Tujuannya memajukan sektor pariwisata di Indonesia melalui keberadaan taman nasional dan hutan alam.
"Pariwisata merupakan sektor yang bisa menggerakkan ekonomi sekaligus paling ramah lingkungan, bahkan di dalamnya ada unsur konservasi," kata Menpar Arief Yahya seusai penandatanganan MoU di Auditorium Soedjarwo Gedung Manggala Wanabhakti Selasa (27/10).
Sebagai pusat megabiodiversity, kawasan hutan Indonesia memiliki kekuatan unsur wisata dalam bentuk nature 35 persen, culture 60 persen dan manmade 5 persen. Kawasan hutan Indonesia juga memiliki beragam keunikan dalam bentuk gejala alam yang indah dan mampu meningkatkan minat wisatawan berkunjung.
Kawasan tersebut misalnya lautan pasir atau kaldera bromo, kawah biru, kawah ijen dan keindahan alam lainnya yang tersebar di 51 taman nasional dan 114 taman wisata alam. Diseriusinya kerja sama antara KLHK dan Kemenpar menurutnya sangat baik dalam upaya konservasi kekayaan alam sekaligus meningkatkan ekonomi nasional.
Direktur Jenderal Konservasi Sumber Daya Alam Hayati dan Ekosistem (KSDAE) Kementerian Lingkungan Hidup dan Kehutanan (KLHK) Tachrir Fatoni menerangkan, kerja sama tersebut memang sudah sepatutnya dimulai.
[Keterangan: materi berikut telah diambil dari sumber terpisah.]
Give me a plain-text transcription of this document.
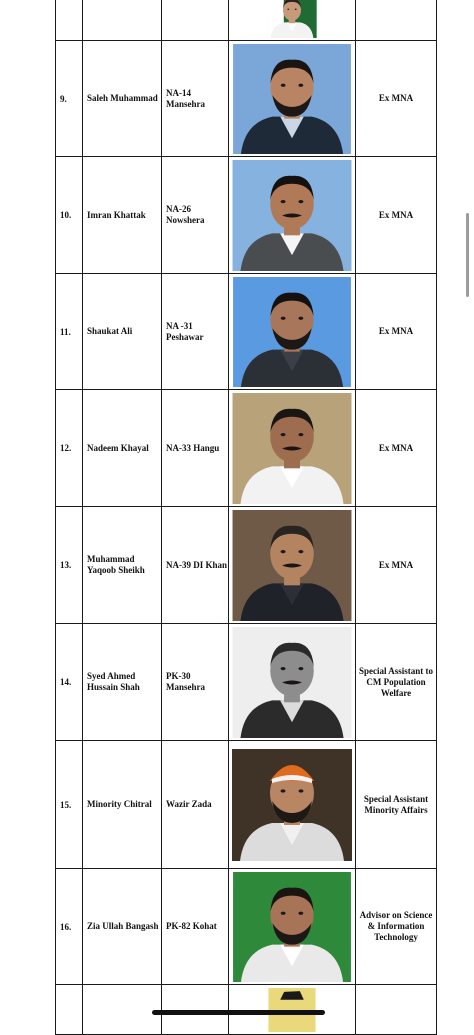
9.	Saleh Muhammad	NA-14 Mansehra		Ex MNA
10.	Imran Khattak	NA-26 Nowshera		Ex MNA
11.	Shaukat Ali	NA -31 Peshawar		Ex MNA
12.	Nadeem Khayal	NA-33 Hangu		Ex MNA
13.	Muhammad Yaqoob Sheikh	NA-39 DI Khan		Ex MNA
14.	Syed Ahmed Hussain Shah	PK-30 Mansehra		Special Assistant to CM Population Welfare
15.	Minority Chitral	Wazir Zada		Special Assistant Minority Affairs
16.	Zia Ullah Bangash	PK-82 Kohat		Advisor on Science & Information Technology
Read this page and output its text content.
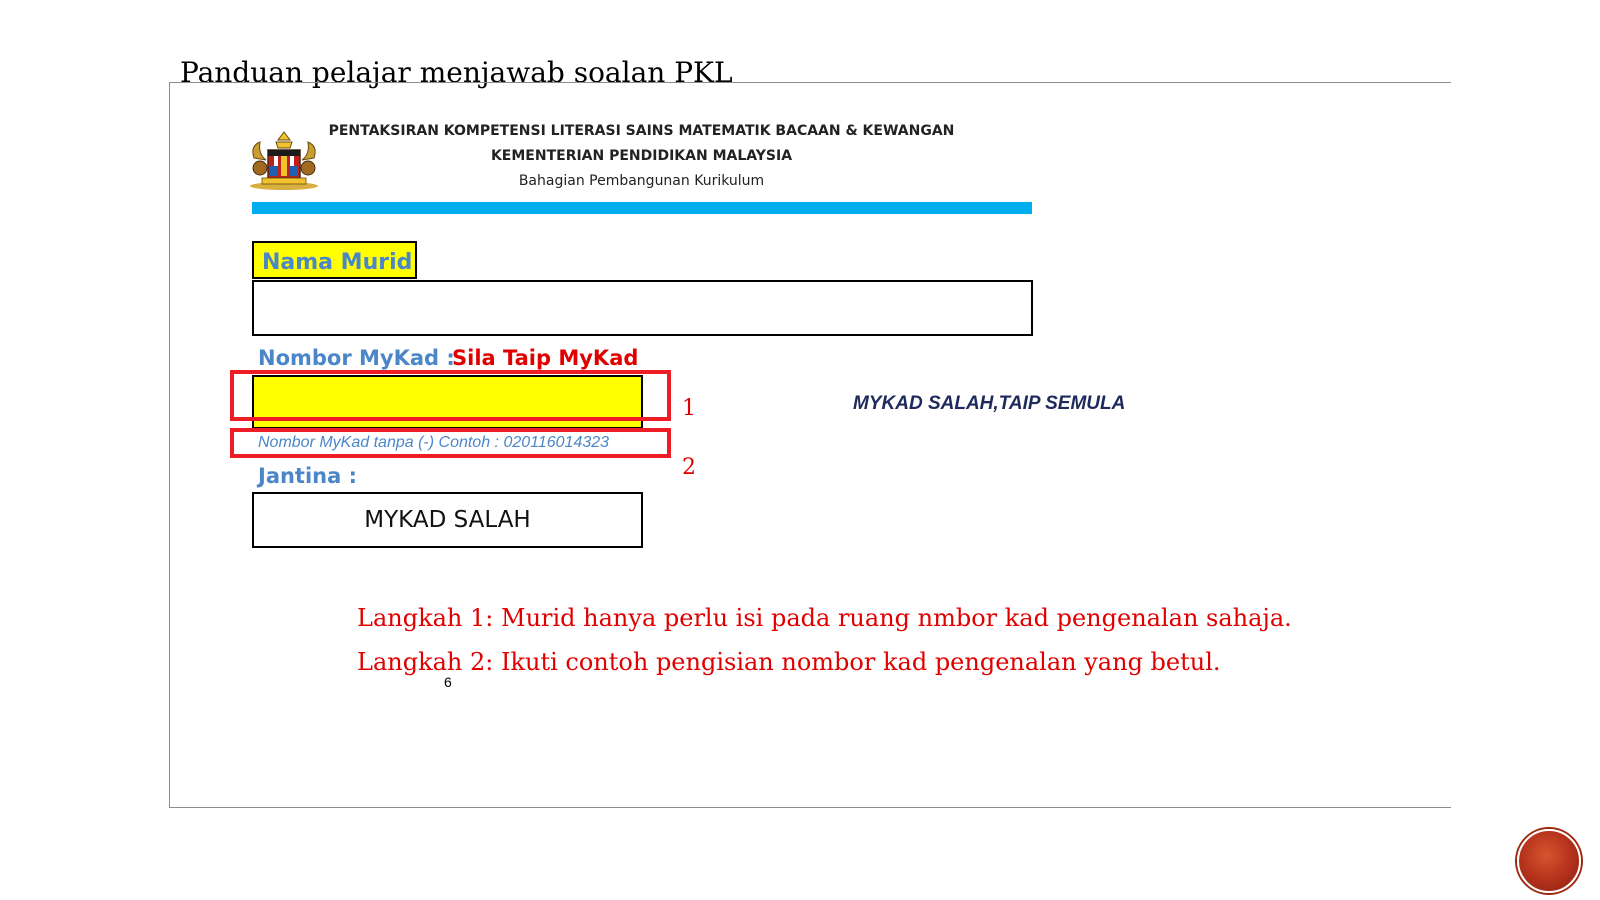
Panduan pelajar menjawab soalan PKL
PENTAKSIRAN KOMPETENSI LITERASI SAINS MATEMATIK BACAAN & KEWANGAN
KEMENTERIAN PENDIDIKAN MALAYSIA
Bahagian Pembangunan Kurikulum
Nama Murid
Nombor MyKad :
Sila Taip MyKad
Nombor MyKad tanpa (-) Contoh : 020116014323
1
2
Jantina :
MYKAD SALAH
MYKAD SALAH,TAIP SEMULA
Langkah 1: Murid hanya perlu isi pada ruang nmbor kad pengenalan sahaja.
Langkah 2: Ikuti contoh pengisian nombor kad pengenalan yang betul.
6
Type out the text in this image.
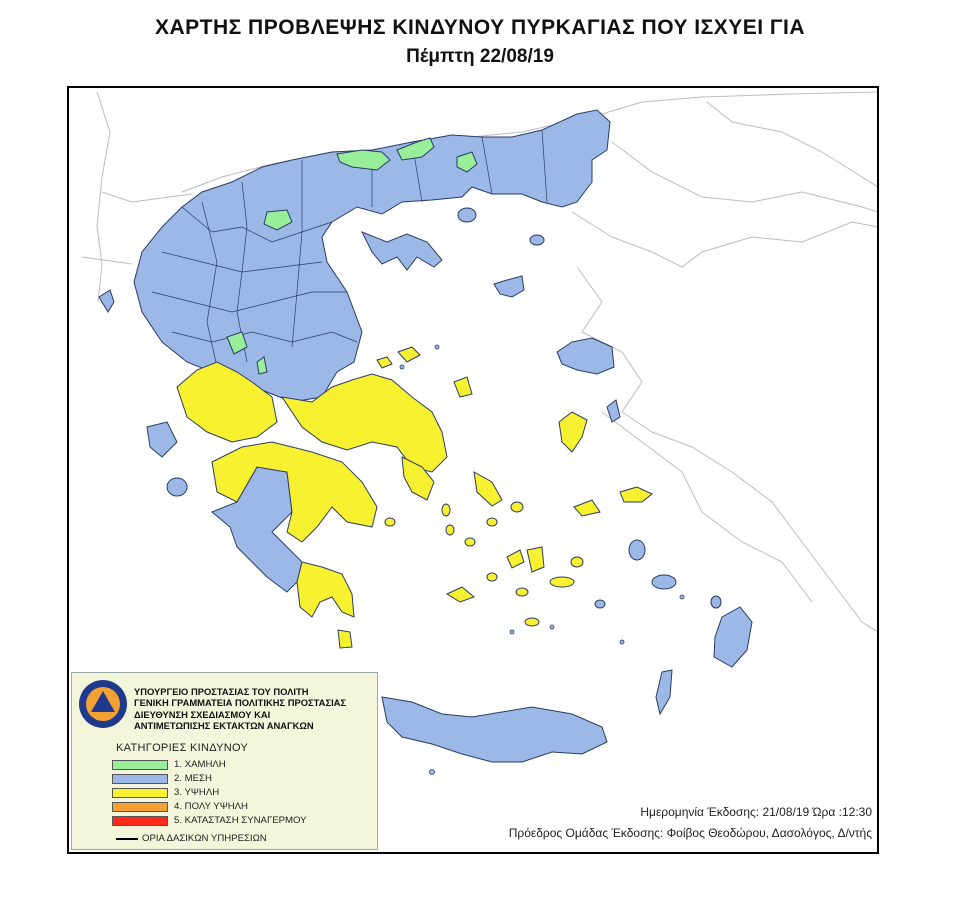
ΧΑΡΤΗΣ ΠΡΟΒΛΕΨΗΣ ΚΙΝΔΥΝΟΥ ΠΥΡΚΑΓΙΑΣ ΠΟΥ ΙΣΧΥΕΙ ΓΙΑ
Πέμπτη 22/08/19
ΥΠΟΥΡΓΕΙΟ ΠΡΟΣΤΑΣΙΑΣ ΤΟΥ ΠΟΛΙΤΗ
ΓΕΝΙΚΗ ΓΡΑΜΜΑΤΕΙΑ ΠΟΛΙΤΙΚΗΣ ΠΡΟΣΤΑΣΙΑΣ
ΔΙΕΥΘΥΝΣΗ ΣΧΕΔΙΑΣΜΟΥ ΚΑΙ
ΑΝΤΙΜΕΤΩΠΙΣΗΣ ΕΚΤΑΚΤΩΝ ΑΝΑΓΚΩΝ
ΚΑΤΗΓΟΡΙΕΣ ΚΙΝΔΥΝΟΥ
1. ΧΑΜΗΛΗ
2. ΜΕΣΗ
3. ΥΨΗΛΗ
4. ΠΟΛΥ ΥΨΗΛΗ
5. ΚΑΤΑΣΤΑΣΗ ΣΥΝΑΓΕΡΜΟΥ
ΟΡΙΑ ΔΑΣΙΚΩΝ ΥΠΗΡΕΣΙΩΝ
Ημερομηνία Έκδοσης: 21/08/19 Ώρα :12:30
Πρόεδρος Ομάδας Έκδοσης: Φοίβος Θεοδώρου, Δασολόγος, Δ/ντής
Meski, kerja sama juga harus melibatkan segenap elemen bangsa baik pemerintah daerah, swasta, pelaku usaha dan masyarakat luas.
Saat ini, lanjut dia, terdapat enam taman nasional di Indonesia yang ditetapkan UNESCO sebagai The World Heritage Sites. Dua diantaranya ditetapkan sebagai cagar biosfer yakni Taman Nasional (TN) Gunung Leuser dan TN Komodo.
"Bahkan, TN Komodo juga resmi menjadi salah satu dari New 7 Wonders of Nature," katanya. Lima TN yang menyandang predikat tunggal sebagai cagar biosfer yakni TN Siberut, TN Gunung Gede Pangrango, TN Tanjung Puting, TN Wakatobi dan TN Lore Lindu.
Pencapaian dan pengakuan internasional tersebut seharusnya dapat dijadikan sebagai branding untuk dipromosikan. Ia menjadi modal memajukan sektor pariwisata alam unggul.
"Taman nasional jangan dibiarkan jelek, dalam artian bukan hanya dijaga namun harus bisa mengatrol nilai tambahnya," tuturnya.